Why does color matter so much more than the information itself? Isn't the rating the same whether it's green or gray?

Model

The rating is identical, but the brain doesn't process color and grayscale the same way. Color triggers faster recognition and emotional response. In a supermarket, you have maybe two seconds per product. Grayscale requires you to read and interpret. Color lets you feel the answer.

Inventor

So the red E label failed because people saw it but ignored it. What does that tell us?

Model

It tells us that visibility alone isn't enough. A warning only works if the person is already motivated to listen.
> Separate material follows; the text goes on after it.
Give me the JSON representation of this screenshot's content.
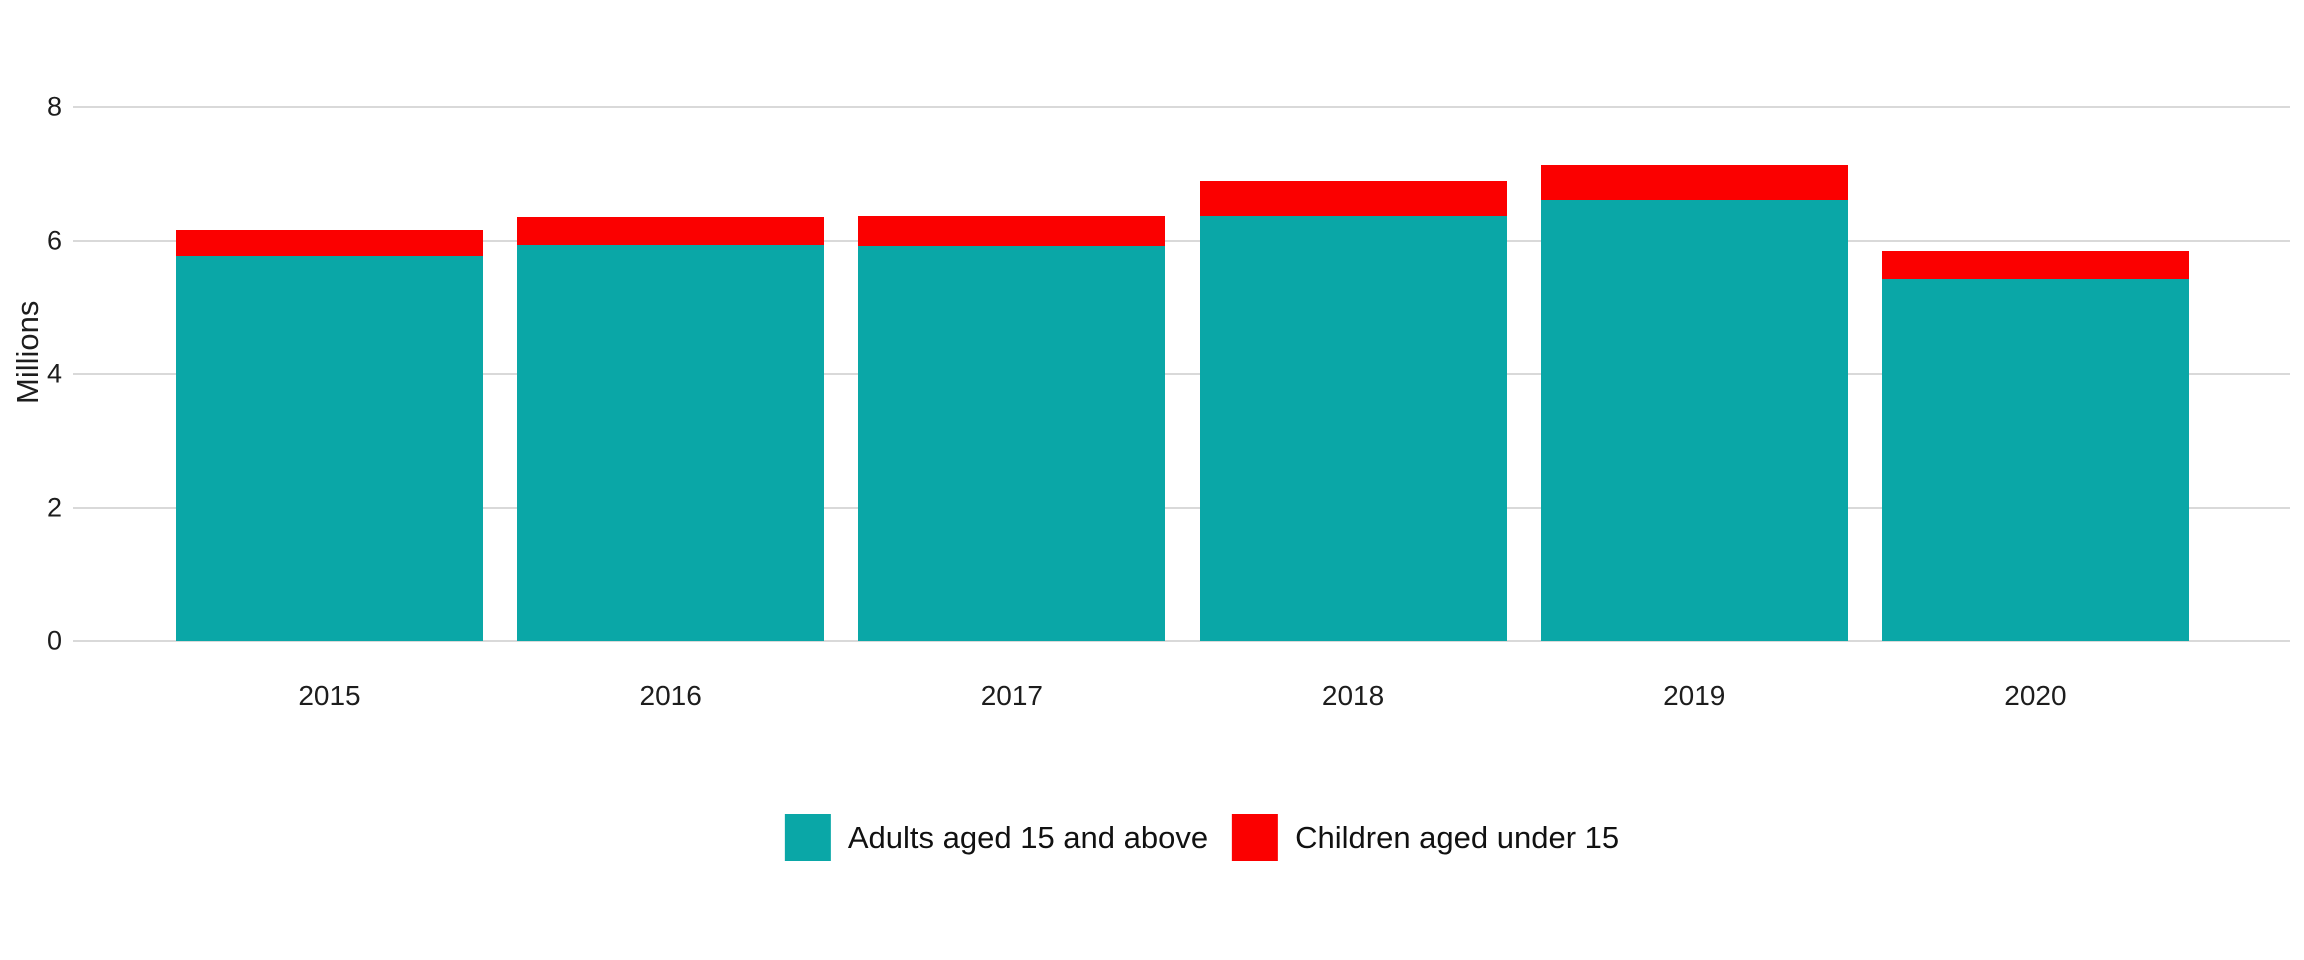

If someone wants that product—for taste, price, or habit—seeing red doesn't change their mind. The label can't override desire.

Inventor

Does that mean the Nutri-Score is fundamentally limited?

Model

Not limited, but honest about its limits. It's a tool for people who are already trying to make better choices. For them, color makes the decision easier. For people who aren't looking for guidance, no label will stop them.

Inventor

What would actually work on the red E products?

Model

That's the harder question. Maybe price. Maybe availability—if unhealthy products were harder to reach. Maybe social pressure. A label can inform, but it can't force. It can only make the path clearer for those already walking it.

Inventor

So the real finding is about placement and consistency, not just color?

Model

Exactly. Color on the shelf tag matters as much as color on the package. And if only some products are labeled, the system breaks down. You need the whole landscape to shift at once.